Mississippi’s “Personhood Amendment” self-imploded and succumbed to an unexpected defeat last night. Analysts are already dissecting the reasons for the collapse of an initiative that seemed a sure thing just a few weeks ago.
Yet this setback should not obscure a crucial truth: the hard Christian Right, which sponsored the Amendment 26, is the most swashbucklingest social movement out there. They will pull out all the stops, give you the razzle dazzle, double-down on doubling down. And, yes, they will be back, bigger and better than ever.
Secular believers and nonbelievers had better understand their antics and resolve. Expect one thousand Amendment 26s in the future. And that’s because this type of over-the-top activism is, currently, a win-win proposition for social conservatives.
Let’s be clear: the endeavor to define a fertilized egg as a human being endowed with all of the rights of what we would normally consider a citizen was a
proposition from the start. It was simply insane from a variety of ethical, theological, libertarian, medical, metaphysical and even practical perspectives.
Leave aside all of that. The greatest absurdity consisted of the “compliance” component of this amendment. For how exactly could the state of Mississippi prevent and subsequently prosecute zygote homicide? Anecdotal evidence notwithstanding, most women are not aware of the precise moment when fertilization occurs. Other than deputizing roving ultra-sound technicians to perform random checks, other than forcing women of child-bearing age to take pop pregnancy tests in the street how could the state protect personhood when the state does not know if the so-called person even exists?
The sheer chutzpah of the Amendment 26 reminds me of another recent Christian Right outrage expedition. A few weeks back, I wrote about the campaign to force New York’s Mayor Michael Bloomberg to let representatives of religious denominations--guess which religious denominations led the charge?-- speak at the 9/11 commemoration ceremonies.
The initiative had little in the way of support from any religious groups other than Evangelical Christians (a similar storyline--note this-- seems to have crystallized in Mississippi; when Catholics don’t buy in conservative Protestants are far less effective. Are you listening secular activists?).
In retrospect it wasn’t much of a story to begin with. The media was rooked by what appeared to be a PR stunt (The New York Times devoted a front-page story to the 9/11 protest; though, then again, it did the same for Amendment 26 and in so doing drew national attention to what could have been a devastating sleeper cell of a law).
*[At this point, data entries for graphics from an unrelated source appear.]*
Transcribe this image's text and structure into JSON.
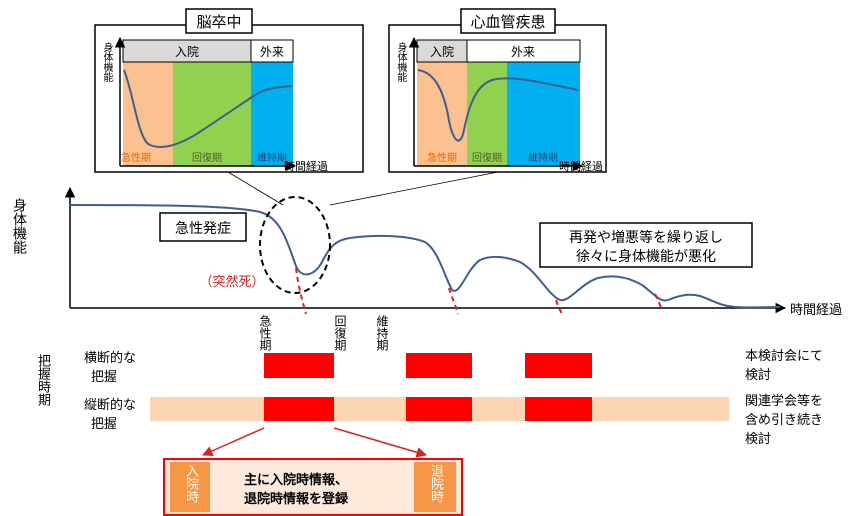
{
  "inset_left": {
    "title": "脳卒中",
    "y_label": "身体機能",
    "x_label": "時間経過",
    "phase_header_1": "入院",
    "phase_header_2": "外来",
    "phase_1": "急性期",
    "phase_2": "回復期",
    "phase_3": "維持期",
    "colors": {
      "acute": "#fac090",
      "recovery": "#92d050",
      "maintenance": "#00b0f0",
      "header": "#d9d9d9",
      "curve": "#3f5f8f"
    }
  },
  "inset_right": {
    "title": "心血管疾患",
    "y_label": "身体機能",
    "x_label": "時間経過",
    "phase_header_1": "入院",
    "phase_header_2": "外来",
    "phase_1": "急性期",
    "phase_2": "回復期",
    "phase_3": "維持期"
  },
  "main_chart": {
    "y_label": "身体機能",
    "x_label": "時間経過",
    "callout_onset": "急性発症",
    "sudden_death": "（突然死）",
    "callout_relapse_line1": "再発や増悪等を繰り返し",
    "callout_relapse_line2": "徐々に身体機能が悪化",
    "phase_acute": "急性期",
    "phase_recovery": "回復期",
    "phase_maintenance": "維持期",
    "curve_color": "#3f5f8f",
    "dash_color": "#e02020"
  },
  "grasp": {
    "section_label": "把握時期",
    "row1_label_line1": "横断的な",
    "row1_label_line2": "把握",
    "row2_label_line1": "縦断的な",
    "row2_label_line2": "把握",
    "row1_note_line1": "本検討会にて",
    "row1_note_line2": "検討",
    "row2_note_line1": "関連学会等を",
    "row2_note_line2": "含め引き続き",
    "row2_note_line3": "検討",
    "band_color": "#fcd5b5",
    "block_color": "#ff0000"
  },
  "bottom_box": {
    "left_tag": "入院時",
    "right_tag": "退院時",
    "text_line1": "主に入院時情報、",
    "text_line2": "退院時情報を登録",
    "tag_color": "#f79646",
    "box_fill": "#fde9d9",
    "border_color": "#ff0000"
  }
}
For our purposes the New York Intervention is to be filed under the heading “Christian Right Buccaneering.” After all, what would have been more David-and-Goliath-y than forcing the mayor of the most secular city in America to bend to the will of a few Bible-thumpin’ pastors from the Ozarks?
The Gotham Hellcat Brigade of the Christian Right probably knew they would lose that fight. In a similar manner, the proponents of Amendment 26 probably also knew their cause was doomed once everyone from parents of in-vitro children, to physicians, to victims of rape, found out what it was actually about (that many of these folks were committed Christians is an interesting sidebar).
My contention is that while these activists may certainly hope (and pray) for victory, they understand their immediate task as tilting national conversations to a terrain upon which the radical religious right can better manouver.
Rest assured that when September 1st 2012 rolls around in New York a roiling media conversation about the city’s “aggressive godlessness,” will put the mayor on the defensive (Anticipated major newsweekly headline: NEW YORK: THE NEW SODOM?).
Similarly, in Mississippi and elsewhere the new parameters of the abortion debate will be defined not by “pro-life versus pro-choice” but “pro-personhood versus pro-life.” If that shift actually ensues, then Amendment 26 was a stunning victory.
It was the Christian Right’s ability to completely re-configure public dialogues and perspectives that was the mission accomplished of its most recent blustering.